Both the petty drama of Mothers’s first act and the dark, anarchic descent of its second act have a wearying lack of real surprise to them — and so it’s the little moments, the character eccentricities and pops of personality, that keep us engaged. Batchelor is sharp and thoughtful as Vick, a smart, self-justifying lawyer with a lot of hidden pain who really suffers fools poorly. She’s freaky-funny when she bursts out, wild-eyed and completely serious in a moment of joking about how frequently her 9-month-old son wakes her up at night: “NOT AGAIN! NO! NO! FUCK YOU! I’M GOING TO KILL US BOTH, RIGHT NOW!” And Aharanwa does a great queen bee — the kind of woman who will sweetly give you advice all day long and might cut you if you return the favor. She’s hilarious to watch in the background while Vick and Meg get into a fight, delightedly eating snacks and darting her eyes back and forth between them like she’s watching pro tennis. And as “Ty the Guy,” Moore does weird, excellent work with one of the show’s wackiest moments: A long, house-lights-up monologue straight to the audience in which he explains to us that, at least when he’s not flaccid, he’s got a very large penis.
That monologue is in fact the last in a series. Just before the world falls apart, Ariana, Meg, and Vick all get to speak their truths, too, and these moments of unvarnished honesty are some of the most affecting in the play.

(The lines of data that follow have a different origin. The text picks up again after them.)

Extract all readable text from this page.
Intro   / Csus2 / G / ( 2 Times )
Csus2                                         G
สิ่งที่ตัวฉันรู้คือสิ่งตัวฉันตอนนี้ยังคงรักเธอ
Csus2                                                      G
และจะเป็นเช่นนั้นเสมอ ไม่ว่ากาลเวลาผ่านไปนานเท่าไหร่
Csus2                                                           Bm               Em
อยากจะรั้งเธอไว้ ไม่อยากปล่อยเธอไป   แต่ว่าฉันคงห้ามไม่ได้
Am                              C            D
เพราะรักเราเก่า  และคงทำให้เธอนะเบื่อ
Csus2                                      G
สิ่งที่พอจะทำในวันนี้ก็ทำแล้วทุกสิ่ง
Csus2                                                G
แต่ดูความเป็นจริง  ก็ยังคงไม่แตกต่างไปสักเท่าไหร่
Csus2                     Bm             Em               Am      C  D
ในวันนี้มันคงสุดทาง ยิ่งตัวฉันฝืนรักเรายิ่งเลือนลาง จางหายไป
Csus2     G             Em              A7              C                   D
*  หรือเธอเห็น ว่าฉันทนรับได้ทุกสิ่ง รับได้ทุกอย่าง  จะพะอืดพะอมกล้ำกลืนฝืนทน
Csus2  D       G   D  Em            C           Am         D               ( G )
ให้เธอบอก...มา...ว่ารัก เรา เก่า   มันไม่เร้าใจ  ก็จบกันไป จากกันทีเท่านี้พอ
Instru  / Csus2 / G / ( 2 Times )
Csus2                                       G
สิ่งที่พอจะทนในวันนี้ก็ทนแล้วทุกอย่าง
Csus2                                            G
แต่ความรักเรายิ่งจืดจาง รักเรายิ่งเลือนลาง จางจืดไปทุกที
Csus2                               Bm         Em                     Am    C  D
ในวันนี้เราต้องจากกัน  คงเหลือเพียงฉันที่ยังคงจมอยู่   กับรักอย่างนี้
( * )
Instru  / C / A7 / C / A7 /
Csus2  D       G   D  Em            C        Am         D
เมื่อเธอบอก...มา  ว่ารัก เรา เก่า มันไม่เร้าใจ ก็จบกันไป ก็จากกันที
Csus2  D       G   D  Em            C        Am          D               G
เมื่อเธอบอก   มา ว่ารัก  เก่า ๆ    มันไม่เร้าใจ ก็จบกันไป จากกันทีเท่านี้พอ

They stand noticeably outside the rules Mothers has set for itself, and I found myself wishing that Moench had found a way to infuse her play with more of these deep dives into each character’s psyche. All these women start to fracture and fade in the play’s second act, while Chilip’s Gladys — the unbreakable immigrant, the mother who’s caring for other people’s children, the one who will do what it takes, with no bourgeois pussyfooting or shame — comes predictably to the fore. (And, equally predictably, the play’s only man heads quickly toward monster.) Chilip does serious, focused, nicely underplayed work as Gladys, but she can’t change the fact that the story she’s given to play out, class commentary though it may be, is one we’ve heard before. What we haven’t heard are the specific voices of these people — women and man, mothers and father. Mothers is most alive when we get a glimpse, however briefly and whether they’re fighting for status or survival, of their real, full dimensions.
Mothers is at the Duke on 42nd Street through October 12.